New Jersey Town Puts Up Cross Display For Vets


Roselle Park, New Jersey, put up a display that features the figure of a soldier kneeling in front of a Christian cross in remembrance of veterans on July 29.

The display sits outside the town's public library and has the support of Roselle Park Mayor Carl Hokanson, but it's not clear if the library trustees support it, according to the Friendly Atheist blog.

The American Humanist Association issued a press release on Aug. 11 announcing that its legal arm, Appignani Humanist Legal Center, had sent a letter to Hokanson warning him the cross display violates the Establishment Clause of the First Amendment because the religious display sits on city government property.
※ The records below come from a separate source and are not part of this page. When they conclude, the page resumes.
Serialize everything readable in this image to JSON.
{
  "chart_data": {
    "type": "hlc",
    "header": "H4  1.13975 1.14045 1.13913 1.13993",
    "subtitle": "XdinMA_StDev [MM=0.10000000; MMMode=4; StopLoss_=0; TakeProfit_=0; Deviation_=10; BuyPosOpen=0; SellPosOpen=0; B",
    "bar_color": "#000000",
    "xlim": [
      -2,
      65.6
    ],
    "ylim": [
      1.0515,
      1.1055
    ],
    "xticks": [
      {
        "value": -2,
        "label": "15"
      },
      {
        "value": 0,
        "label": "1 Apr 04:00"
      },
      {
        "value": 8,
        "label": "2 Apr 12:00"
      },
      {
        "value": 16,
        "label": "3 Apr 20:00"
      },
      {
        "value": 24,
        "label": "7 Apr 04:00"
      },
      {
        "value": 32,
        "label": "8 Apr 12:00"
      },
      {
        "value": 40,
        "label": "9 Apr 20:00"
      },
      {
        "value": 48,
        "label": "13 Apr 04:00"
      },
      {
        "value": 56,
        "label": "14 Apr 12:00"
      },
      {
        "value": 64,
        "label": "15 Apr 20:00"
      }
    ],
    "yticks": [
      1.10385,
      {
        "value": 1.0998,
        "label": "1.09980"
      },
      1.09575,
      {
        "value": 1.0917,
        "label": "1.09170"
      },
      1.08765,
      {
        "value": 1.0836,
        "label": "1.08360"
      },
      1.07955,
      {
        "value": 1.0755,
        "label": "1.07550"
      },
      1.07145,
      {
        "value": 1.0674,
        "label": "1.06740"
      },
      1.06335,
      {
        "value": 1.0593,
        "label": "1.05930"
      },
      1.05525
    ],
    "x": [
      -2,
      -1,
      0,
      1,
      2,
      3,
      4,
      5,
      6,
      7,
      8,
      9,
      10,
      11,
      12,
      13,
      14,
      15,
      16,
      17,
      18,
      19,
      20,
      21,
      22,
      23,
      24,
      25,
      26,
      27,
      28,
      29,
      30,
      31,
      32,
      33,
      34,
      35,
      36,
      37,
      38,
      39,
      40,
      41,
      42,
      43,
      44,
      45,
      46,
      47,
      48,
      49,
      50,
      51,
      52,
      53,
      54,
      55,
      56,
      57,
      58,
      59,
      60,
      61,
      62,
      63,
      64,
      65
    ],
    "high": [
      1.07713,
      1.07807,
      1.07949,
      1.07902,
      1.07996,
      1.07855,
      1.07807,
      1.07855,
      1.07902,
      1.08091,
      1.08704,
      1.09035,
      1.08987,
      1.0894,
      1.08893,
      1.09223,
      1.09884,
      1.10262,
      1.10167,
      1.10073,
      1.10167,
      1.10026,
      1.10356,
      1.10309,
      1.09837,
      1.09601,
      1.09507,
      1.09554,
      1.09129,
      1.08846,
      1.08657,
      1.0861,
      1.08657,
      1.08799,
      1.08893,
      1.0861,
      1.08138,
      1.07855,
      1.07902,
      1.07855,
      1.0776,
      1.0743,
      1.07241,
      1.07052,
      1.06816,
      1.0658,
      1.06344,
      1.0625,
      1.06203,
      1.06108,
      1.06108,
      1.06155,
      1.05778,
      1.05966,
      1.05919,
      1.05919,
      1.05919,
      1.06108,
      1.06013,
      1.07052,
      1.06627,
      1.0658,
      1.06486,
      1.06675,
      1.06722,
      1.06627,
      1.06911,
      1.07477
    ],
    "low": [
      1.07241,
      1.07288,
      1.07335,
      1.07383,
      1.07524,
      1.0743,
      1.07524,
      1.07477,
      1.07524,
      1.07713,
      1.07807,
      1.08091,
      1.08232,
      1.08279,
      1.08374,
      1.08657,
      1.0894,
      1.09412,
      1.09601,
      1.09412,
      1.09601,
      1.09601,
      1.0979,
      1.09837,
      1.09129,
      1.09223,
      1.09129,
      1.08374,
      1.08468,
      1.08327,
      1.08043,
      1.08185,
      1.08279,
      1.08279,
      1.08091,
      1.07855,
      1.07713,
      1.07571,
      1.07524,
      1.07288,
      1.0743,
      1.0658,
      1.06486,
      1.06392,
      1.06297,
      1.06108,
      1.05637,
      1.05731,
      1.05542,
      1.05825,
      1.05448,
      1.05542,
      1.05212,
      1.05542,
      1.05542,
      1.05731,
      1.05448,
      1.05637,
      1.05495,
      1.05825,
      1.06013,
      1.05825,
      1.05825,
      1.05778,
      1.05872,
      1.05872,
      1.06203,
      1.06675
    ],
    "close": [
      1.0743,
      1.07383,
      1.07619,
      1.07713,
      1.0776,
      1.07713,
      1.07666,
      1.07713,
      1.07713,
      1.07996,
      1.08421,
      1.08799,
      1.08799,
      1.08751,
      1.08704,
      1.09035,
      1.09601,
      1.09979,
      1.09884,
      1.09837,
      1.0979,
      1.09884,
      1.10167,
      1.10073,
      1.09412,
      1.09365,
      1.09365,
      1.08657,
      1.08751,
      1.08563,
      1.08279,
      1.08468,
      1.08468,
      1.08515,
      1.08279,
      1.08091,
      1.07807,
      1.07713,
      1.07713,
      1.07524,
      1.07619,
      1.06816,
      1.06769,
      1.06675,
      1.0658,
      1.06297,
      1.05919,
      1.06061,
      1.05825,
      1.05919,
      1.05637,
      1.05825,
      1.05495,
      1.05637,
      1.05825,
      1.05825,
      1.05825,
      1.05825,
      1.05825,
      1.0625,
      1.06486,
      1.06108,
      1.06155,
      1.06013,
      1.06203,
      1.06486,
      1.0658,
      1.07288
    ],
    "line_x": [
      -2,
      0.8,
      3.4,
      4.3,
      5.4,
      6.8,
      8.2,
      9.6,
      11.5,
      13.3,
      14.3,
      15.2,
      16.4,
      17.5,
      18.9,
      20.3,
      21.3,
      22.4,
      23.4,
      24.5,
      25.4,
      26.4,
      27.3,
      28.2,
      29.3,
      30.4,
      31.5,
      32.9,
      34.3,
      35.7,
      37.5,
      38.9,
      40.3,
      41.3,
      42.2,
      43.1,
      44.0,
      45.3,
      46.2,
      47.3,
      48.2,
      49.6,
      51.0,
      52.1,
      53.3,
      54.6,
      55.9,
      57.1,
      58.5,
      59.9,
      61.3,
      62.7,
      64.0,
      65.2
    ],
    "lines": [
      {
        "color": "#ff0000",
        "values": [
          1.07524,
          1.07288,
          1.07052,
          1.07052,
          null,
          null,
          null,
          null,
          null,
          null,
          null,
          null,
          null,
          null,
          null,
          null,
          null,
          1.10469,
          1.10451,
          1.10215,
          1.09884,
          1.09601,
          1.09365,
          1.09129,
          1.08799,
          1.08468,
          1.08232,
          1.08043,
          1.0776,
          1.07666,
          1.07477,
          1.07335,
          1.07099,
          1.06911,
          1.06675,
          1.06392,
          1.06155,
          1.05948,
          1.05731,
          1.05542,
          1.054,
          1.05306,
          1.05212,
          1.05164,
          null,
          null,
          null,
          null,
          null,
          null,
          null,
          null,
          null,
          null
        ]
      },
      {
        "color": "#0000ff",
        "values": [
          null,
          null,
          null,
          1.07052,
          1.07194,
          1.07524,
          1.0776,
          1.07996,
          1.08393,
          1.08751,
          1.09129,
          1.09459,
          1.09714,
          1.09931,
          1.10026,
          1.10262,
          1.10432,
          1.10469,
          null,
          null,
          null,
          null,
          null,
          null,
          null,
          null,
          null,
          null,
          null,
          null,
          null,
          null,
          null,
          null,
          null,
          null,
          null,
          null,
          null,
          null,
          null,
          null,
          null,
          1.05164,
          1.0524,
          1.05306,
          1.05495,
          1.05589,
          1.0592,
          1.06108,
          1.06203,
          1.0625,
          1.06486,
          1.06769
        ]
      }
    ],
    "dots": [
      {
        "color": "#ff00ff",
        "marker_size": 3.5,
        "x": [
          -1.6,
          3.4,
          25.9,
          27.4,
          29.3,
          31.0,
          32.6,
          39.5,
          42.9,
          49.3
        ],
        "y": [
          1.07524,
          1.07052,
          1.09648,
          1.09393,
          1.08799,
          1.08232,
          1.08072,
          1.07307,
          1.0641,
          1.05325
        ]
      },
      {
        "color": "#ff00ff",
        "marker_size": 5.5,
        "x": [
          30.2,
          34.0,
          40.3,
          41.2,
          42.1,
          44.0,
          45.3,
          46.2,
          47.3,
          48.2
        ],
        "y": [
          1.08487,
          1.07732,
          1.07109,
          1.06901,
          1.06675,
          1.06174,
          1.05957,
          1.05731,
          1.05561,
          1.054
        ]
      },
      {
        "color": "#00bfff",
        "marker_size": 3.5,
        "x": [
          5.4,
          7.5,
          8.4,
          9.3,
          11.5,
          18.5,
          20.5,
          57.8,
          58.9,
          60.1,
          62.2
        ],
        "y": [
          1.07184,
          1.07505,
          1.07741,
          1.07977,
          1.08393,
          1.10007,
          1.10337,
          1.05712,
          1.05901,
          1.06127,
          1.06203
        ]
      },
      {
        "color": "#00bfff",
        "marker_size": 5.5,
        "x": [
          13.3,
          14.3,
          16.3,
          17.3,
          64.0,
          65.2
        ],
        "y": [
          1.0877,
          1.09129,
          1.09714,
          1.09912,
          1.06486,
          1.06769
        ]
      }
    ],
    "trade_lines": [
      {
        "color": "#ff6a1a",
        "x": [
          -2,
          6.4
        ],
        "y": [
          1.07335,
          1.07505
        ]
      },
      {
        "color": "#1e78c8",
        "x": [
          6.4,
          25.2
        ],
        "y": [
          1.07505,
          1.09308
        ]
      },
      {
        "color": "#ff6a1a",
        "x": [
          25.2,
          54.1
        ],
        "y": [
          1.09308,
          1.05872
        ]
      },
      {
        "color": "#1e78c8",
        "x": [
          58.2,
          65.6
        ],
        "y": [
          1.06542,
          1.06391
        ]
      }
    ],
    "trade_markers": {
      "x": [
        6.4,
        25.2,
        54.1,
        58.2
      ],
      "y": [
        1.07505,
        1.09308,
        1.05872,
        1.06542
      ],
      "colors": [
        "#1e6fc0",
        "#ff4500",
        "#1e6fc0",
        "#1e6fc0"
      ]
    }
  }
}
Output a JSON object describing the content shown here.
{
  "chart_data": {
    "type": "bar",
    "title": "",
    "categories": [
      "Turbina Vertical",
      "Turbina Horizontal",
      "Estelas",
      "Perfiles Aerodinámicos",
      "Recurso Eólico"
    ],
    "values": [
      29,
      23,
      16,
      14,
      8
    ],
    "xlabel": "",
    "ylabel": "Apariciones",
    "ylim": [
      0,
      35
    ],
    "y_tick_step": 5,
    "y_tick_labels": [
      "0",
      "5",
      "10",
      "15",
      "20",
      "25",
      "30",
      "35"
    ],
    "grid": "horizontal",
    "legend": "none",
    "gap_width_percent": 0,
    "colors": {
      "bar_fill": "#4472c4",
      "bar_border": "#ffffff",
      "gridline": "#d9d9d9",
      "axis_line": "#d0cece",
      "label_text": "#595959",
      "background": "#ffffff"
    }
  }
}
The letter called for the city to take the Christian-themed display down, and not place anymore religion-specific memorials on government property.

"The city should honor the sacrifices of all of its veterans," Roy Speckhardt, executive director of the American Humanist Association, said in the news release. "By including a cross in its veterans’ memorial, the mayor is sending the message that our brave, non-Christian service members are somehow less worthy of honor and respect."

Monica Miller, senior counsel for the Appignani Humanist Legal Center, added: "The courts have been virtually unanimous in finding that Christian crosses on government property unconstitutionally affiliate the government with religion. In displaying a religious symbol on a city war memorial, the government is endorsing religion -- Christianity in particular."

Hokanson told the Roselle Park News that he had not read the removal demand letter, but indicated that Library Board of Trustees President Patricia Butler received the letter and forwarded it to Richard Huxford, the town's attorney.

David Niose, legal director for the Appignani Humanist Legal Center, told the news site:

We have no problem with honoring soldiers and veterans. That’s perfectly fine but it has to be done in a religiously neutral manner. If you go to Arlington National Cemetery, the gravestones are rectangular and then each individual soldier’s religious symbol will be on that square but the idea of a cross being the universal symbol for fallen soldiers is a fallacy.